Colleagues, the lack of binding mechanisms significantly undermines the capacity of this bill to achieve its stated objective, which is to ensure federal accountability for the rights of children and youth, especially those most vulnerable.
Consider, for example, that in 2016, Canada was found guilty by the Canadian Human Rights Tribunal of discriminating against children who live on reserve by wilfully and recklessly underfunding child welfare and other services and was subsequently ordered to compensate individual First Nations children and some parents or grandparents affected. The federal government has yet to do so. It also continues to underfund health and social services for First Nations children living on reserve. This bill will, regrettably, not change this.
Having the authority to investigate, make findings and recommendations is valuable, but many studies, reports and inquiries have already drawn our attention to the issues. Indigenous people have a good understanding of what needs to happen. The problem is a lack of political will to do so.

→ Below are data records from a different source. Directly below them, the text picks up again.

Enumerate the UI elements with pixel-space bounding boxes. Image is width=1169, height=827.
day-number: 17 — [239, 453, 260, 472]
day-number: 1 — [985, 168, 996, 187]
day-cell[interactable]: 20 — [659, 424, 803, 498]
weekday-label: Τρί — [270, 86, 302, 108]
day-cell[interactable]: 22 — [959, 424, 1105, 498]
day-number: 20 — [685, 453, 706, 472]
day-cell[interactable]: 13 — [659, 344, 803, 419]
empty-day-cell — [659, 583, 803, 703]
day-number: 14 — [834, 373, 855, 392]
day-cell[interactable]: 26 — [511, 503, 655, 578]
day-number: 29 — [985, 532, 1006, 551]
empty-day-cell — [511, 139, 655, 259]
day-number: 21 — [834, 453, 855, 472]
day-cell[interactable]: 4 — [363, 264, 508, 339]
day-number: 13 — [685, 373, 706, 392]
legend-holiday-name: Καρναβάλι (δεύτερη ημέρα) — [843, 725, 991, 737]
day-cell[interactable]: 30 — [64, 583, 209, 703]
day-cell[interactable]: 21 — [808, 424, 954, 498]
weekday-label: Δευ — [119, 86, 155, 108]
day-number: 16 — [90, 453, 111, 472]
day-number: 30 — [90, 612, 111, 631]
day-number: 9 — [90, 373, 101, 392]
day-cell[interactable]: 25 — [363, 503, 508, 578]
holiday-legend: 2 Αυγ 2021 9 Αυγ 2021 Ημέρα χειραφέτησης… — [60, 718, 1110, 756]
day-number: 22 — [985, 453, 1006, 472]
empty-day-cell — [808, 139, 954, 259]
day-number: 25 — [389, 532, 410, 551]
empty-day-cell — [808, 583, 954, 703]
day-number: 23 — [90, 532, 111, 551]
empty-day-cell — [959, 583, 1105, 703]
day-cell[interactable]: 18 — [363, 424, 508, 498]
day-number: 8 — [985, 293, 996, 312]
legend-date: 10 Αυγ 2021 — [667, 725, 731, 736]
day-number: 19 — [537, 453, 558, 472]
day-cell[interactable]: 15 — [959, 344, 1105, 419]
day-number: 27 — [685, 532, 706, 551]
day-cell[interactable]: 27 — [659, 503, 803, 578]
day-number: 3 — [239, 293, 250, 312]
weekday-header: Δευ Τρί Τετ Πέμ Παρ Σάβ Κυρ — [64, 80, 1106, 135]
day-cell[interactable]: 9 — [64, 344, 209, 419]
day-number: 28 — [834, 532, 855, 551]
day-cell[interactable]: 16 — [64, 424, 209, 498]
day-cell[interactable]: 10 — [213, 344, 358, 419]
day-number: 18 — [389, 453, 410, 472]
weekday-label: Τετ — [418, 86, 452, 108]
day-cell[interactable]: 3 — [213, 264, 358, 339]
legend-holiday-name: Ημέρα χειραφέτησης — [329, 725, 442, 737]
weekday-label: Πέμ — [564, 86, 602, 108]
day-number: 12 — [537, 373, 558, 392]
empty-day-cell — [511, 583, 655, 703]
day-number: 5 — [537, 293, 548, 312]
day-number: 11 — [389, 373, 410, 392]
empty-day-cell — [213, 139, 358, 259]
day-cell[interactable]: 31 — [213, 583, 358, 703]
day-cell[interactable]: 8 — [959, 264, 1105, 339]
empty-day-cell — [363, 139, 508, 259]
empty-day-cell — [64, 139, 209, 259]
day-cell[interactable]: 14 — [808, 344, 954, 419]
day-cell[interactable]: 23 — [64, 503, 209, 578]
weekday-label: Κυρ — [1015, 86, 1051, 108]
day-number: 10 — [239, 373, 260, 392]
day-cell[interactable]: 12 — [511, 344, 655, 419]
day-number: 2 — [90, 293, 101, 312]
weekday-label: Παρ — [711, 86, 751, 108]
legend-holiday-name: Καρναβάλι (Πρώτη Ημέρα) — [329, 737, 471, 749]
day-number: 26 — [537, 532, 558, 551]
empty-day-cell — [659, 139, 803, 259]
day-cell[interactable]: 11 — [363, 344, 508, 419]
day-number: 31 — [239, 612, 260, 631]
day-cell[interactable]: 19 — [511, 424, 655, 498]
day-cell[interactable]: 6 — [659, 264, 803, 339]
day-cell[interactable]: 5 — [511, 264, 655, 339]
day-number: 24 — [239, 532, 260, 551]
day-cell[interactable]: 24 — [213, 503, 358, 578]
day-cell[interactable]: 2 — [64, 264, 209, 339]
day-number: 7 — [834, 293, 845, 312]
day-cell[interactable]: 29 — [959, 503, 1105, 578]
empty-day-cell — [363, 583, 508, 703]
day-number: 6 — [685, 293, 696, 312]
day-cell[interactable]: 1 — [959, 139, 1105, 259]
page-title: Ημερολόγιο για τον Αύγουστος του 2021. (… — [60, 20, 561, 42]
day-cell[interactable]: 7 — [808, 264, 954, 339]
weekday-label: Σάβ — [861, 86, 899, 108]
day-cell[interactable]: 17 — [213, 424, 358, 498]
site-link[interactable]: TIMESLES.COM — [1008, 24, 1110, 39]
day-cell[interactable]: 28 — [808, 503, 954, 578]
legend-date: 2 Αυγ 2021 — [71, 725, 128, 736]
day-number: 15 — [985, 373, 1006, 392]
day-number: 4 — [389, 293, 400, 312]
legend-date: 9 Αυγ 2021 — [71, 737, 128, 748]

Why, then, does this bill rely on the goodwill of the federal government and other parties to uphold the rights of Indigenous children and youth when it has been proven, time and time again, to be insufficient?
Colleagues, it is also noteworthy that Canada has been called out on multiple occasions for not having a centralized mechanism to compile and analyze disaggregated data related to children. The Calls to Action specifically refer to monitoring and assessing neglect investigations, issuing annual reports on the number of Indigenous children in care, the reasons for apprehension, the total spending on services by child welfare agencies and the effectiveness of various interventions. None of this is reflected in Bill S-210.
Even if the bill was amended to address this shortcoming, the rights of Indigenous communities to own, control, access and possess information about their peoples must be respected, as it is fundamentally tied to self-determination and to the preservation and development of culture.
In closing, honourable senators, I want to make clear that I am not in any way opposed to protecting and promoting the rights of children and youth. It would be absurd for anyone to insinuate as much. I just do not think that Bill S-210 is the answer, at least not for Indigenous children and youth. What I do know is that this bill makes no more than a passing reference to Indigenous groups. It is wrought with colonialistic and paternalistic attitudes, and lacks substance because of its little regard for the distinct needs, rights and views of Indigenous children and youth and their parents, communities and governments.
Indigenous people need a seat at the decision-making table from the beginning to the end as equal partners. We must be afforded the meaningful opportunity to collaborate in the development of bills that touch upon matters that affect us. Had this happened with Bill S-210, there would not be so many shortcomings. Since it did not, we will now be asked to consider numerous amendments in an attempt to salvage a flawed bill. This leads me to ask: Are we really prepared to unilaterally impose another bill on Indigenous people without the time to adequately involve them or consider how their rights are impacted? I do not feel comfortable proceeding this way. I would much rather take more time and do it in a respectful and culturally appropriate manner. Thank you. Wela’lioq.